This question came up during public records training at a public organization in Washington state, but I am interested in the general case. That said, I've provided the specific hypothetical about public records at the end in case it is useful for understanding the question.
Suppose you are an employee of a state-run organization (but not a police officer), and your superiors instruct you to perform activity X. Performing X is a routine activity that your organization is legally required to perform, but suppose that in the specific instance of this activity you realize that one of the steps in performing X is likely itself illegal. However, you are not a lawyer, so you are not certain whether the law compels you to perform X or compels you not to perform X. For the sake of argument, let us suppose that your superiors (who themselves may or may not know whether X is legal) are aware of the problem but refuse to provide instructions more specific than that you must both obey the law.
In such a situation, are your superiors acting lawfully? If you act in good faith, is there a way to know if you are liable, or is this strictly dependent on the specifics of X (and if so, what is important to know about X)?

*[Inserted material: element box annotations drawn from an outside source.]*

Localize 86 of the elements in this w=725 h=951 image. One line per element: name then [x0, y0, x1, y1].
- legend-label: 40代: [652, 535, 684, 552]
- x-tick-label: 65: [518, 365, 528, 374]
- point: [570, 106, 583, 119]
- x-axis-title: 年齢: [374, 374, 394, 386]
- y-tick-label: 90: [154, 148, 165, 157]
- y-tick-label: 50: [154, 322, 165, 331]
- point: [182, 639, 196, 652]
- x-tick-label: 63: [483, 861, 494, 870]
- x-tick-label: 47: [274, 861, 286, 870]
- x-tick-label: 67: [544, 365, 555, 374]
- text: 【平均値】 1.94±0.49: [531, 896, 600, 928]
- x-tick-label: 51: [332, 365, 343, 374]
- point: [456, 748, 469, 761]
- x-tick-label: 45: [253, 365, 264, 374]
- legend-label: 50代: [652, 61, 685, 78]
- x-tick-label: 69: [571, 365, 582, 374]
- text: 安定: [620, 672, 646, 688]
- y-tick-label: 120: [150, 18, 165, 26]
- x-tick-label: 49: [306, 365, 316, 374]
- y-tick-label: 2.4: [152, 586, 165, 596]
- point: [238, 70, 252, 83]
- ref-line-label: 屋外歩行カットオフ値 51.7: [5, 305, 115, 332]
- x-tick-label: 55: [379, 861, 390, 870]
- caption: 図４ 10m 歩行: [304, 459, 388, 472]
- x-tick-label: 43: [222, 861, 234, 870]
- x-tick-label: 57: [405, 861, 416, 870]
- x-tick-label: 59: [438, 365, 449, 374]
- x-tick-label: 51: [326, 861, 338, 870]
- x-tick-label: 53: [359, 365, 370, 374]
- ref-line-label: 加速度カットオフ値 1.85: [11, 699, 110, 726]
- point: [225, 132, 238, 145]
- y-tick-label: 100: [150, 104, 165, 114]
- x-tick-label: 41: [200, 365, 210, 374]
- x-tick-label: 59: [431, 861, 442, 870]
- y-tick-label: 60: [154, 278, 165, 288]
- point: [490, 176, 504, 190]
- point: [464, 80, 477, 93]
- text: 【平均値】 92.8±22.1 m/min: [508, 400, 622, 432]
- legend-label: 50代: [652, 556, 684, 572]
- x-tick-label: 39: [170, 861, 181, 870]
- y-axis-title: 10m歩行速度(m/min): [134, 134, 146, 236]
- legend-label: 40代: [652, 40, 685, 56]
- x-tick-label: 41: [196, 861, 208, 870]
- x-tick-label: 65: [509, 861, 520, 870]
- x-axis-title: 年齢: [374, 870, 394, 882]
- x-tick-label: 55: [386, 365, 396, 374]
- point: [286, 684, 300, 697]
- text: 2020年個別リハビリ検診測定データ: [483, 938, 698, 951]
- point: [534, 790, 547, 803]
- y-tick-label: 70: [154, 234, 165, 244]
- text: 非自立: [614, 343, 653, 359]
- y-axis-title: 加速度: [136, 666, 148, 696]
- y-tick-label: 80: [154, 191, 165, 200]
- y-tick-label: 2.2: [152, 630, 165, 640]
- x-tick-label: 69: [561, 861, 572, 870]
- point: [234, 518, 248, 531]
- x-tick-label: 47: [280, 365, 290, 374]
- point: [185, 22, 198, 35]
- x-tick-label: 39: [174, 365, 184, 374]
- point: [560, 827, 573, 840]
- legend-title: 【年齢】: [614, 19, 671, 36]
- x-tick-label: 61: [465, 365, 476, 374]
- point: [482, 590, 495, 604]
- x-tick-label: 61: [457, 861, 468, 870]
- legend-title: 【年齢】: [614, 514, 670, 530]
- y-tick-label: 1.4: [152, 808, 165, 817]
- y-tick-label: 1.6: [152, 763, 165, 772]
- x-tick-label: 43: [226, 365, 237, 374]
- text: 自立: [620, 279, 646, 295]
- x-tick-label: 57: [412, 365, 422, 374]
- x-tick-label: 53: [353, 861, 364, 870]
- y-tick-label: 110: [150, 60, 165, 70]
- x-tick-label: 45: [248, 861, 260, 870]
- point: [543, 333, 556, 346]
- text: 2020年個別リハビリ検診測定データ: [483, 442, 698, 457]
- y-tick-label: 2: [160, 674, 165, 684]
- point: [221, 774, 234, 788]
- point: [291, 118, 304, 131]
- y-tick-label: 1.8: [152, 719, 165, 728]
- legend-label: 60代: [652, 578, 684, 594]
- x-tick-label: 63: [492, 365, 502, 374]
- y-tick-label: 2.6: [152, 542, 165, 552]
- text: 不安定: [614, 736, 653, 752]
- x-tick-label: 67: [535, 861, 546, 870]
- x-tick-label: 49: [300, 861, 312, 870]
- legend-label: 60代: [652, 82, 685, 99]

(I'm interested in the general case for this question, not the specific laws about public records, which may have a specific carve-out regarding liability. But in case it help to understand the abstractions: the question involved a hypothetical where a public records were stored on a private server by a past employee, and a public records request now requires you to produce them; your superiors tell you that the records are legally responsive and that producing them is part of your job, which is probably all true, but they won't specifically tell you to get them or not to get them, and you suspect that getting them would be illegal.)